Good luck tries to solve the supply chain crisis

Cole’s experience hints at a series of factors currently affecting the global supply chain. First, these products were not manufactured correctly, and Cole’s suppliers blamed China’s attempts to get rid of coal power rationing; then Cole’s contacts in China could not find a cargo ship to complete the order. Cole believes that his two 40-foot containers will be loaded on a ship near Shenzhen on November 13, but these items will not go to sea until November 19. -The voyage between Shenzhen and Sydney was one day, but they added three more days,” Cole said. Even then, he is not sure whether the items will end on shore, nor can it be guaranteed that the Australian side will go well. “Usually. It takes two days of turnaround time from the port to the warehouse, but I have absolutely no confidence,” he said.

Levinson said that the inability to accurately track orders is a problem in the entire shipping supply chain, and it exacerbates wider problems. “Most goods passing through the freight system do not have real-time traceability,” he said. “The old things are scattered in the four winds, and things are gone.” In the past year, due to the Covid outbreak that caused the port to close at the last minute, severe supply chain disruptions have exacerbated this uncertainty-just like what happened in Ningbo. The third busiest port in the world, August 2021——By March 2021, the Suez Canal will be temporarily blocked, and 12% of the world’s trade will pass through the canal.China also Ask its 20 largest cities and provinces to reduce energy consumption In the rest of the year, efforts to achieve environmental goals have resulted in factories and industries working only part of the day.

result? The slowdown of the global supply chain has thrown everything into chaos and has made global transportation of goods more expensive than ever. “The economic benefits of shipping are very good for shipping companies,” Levinson said. “They created record profits.” Although freight rates have been unbalanced for a long time, and the cost of transportation from Asia to Europe is higher than the cost from Europe to Asia, the overall cost has soared. For example, shipping a 40-foot container from Shanghai to Los Angeles in early August 2019 costs US$1,700. A year later, it rose to $3,000. According to data tracked by the analysis company Drewry World Container Index, it will cost $10,200 by August 2021. Cole had previously paid about $2,500 to ship a 20-foot container from China to Australia. It is now $5,500. “When I saw the bill for the 40-foot container, I was a little worried,” he said. “I will not receive a bill until the container arrives at the port.”

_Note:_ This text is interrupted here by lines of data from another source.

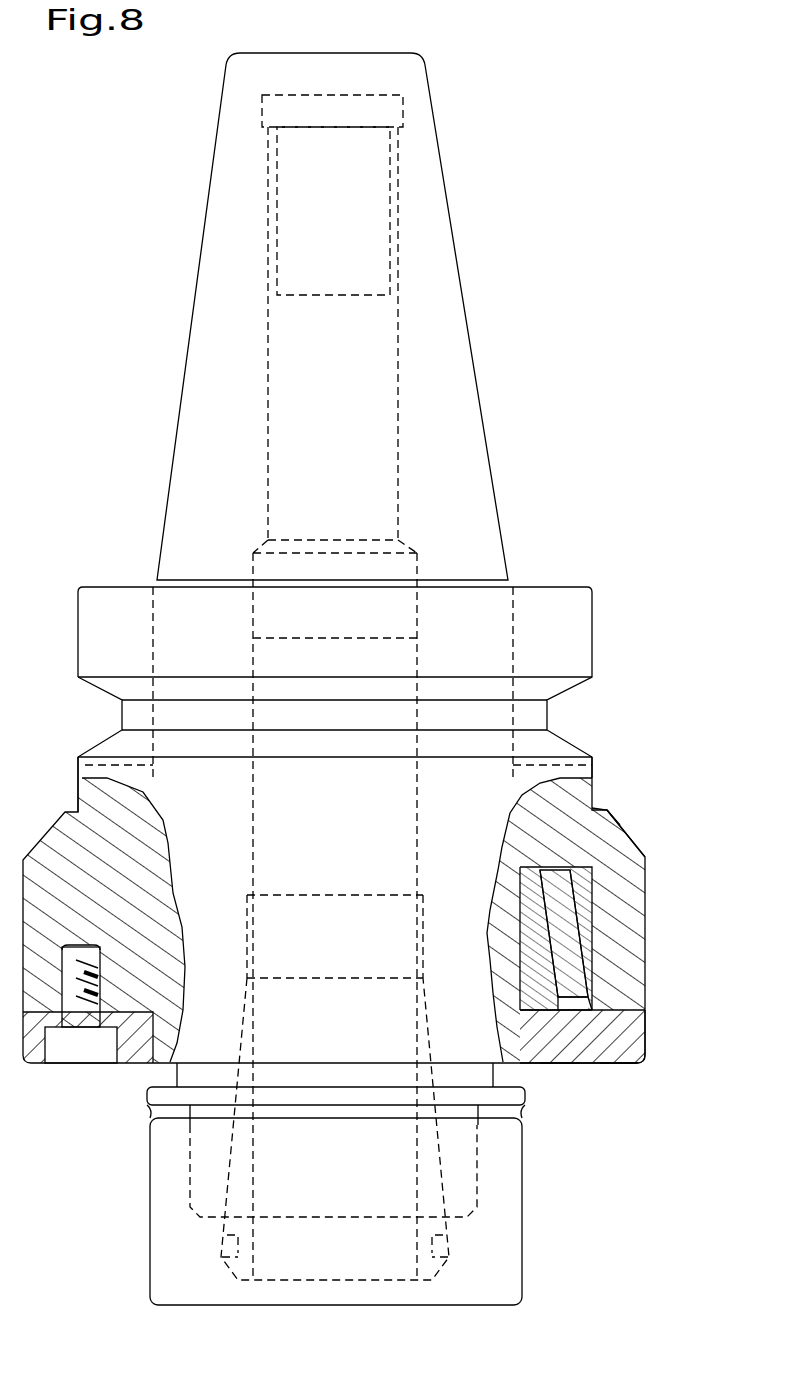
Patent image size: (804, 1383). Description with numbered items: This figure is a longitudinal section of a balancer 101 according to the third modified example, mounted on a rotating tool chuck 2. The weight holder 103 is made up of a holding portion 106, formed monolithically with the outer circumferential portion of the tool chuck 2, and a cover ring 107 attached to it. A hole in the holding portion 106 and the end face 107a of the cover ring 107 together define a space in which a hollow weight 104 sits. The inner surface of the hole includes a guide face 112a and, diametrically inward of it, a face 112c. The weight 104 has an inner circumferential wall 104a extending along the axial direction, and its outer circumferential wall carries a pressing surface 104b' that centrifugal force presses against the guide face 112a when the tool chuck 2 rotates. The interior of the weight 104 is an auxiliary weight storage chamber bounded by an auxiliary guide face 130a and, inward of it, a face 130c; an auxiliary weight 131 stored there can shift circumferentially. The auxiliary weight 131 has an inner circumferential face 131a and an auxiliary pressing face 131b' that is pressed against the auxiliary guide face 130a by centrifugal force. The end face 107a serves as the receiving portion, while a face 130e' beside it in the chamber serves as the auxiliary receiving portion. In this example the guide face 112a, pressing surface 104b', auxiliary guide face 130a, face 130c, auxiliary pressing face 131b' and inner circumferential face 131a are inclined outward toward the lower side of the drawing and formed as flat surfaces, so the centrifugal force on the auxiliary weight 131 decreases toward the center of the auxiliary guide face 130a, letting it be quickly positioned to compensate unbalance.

The tool chuck 2 is at (570, 613).
The balancer 101 is at (609, 809).
The auxiliary guide face 130a is at (635, 858).
The holding portion 106 is at (572, 868).
The pressing surface 104b' is at (656, 932).
The weight holder 103 is at (632, 907).
The auxiliary pressing face 131b' is at (665, 961).
The guide face 112a is at (598, 962).
The weight 104 is at (598, 1005).
The auxiliary weight 131 is at (648, 1023).
The cover ring 107 is at (640, 1040).
The end face 107a is at (612, 1047).
The face 130e' is at (571, 1078).
The face 112c is at (527, 897).
The face 130c is at (550, 923).
The inner circumferential face 131a is at (570, 993).
The inner circumferential wall 104a is at (545, 1010).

At such a high price, many large companies are avoiding the traditional shipping industry and operating on their own, finding it more economical to do so. Costco has Charter three container ships This will help deliver goods from production facilities in Asia to the U.S. and Canada, The same is true for Wal-Mart, IKEA and Home Depot. “Inflation factors abound,” Costco’s Chief Financial Officer Richard Galanti told investors when announcing the company’s recent financial results. “Higher labor costs, higher shipping costs, higher transportation needs and port delays, increased demand for certain product categories, shortages of all kinds from computer chips to petroleum and chemicals, and higher commodity prices.” The retailer’s business has had an impact, Galanti added. Those who have not rented their own boats are feeling the impact. Half of underwear retailer Victoria’s Secret products Trapped at sea. The rest is being transported by air-but now it takes 9 days instead of 2 days, because the race to snap up supply flights is also creating a backlog there.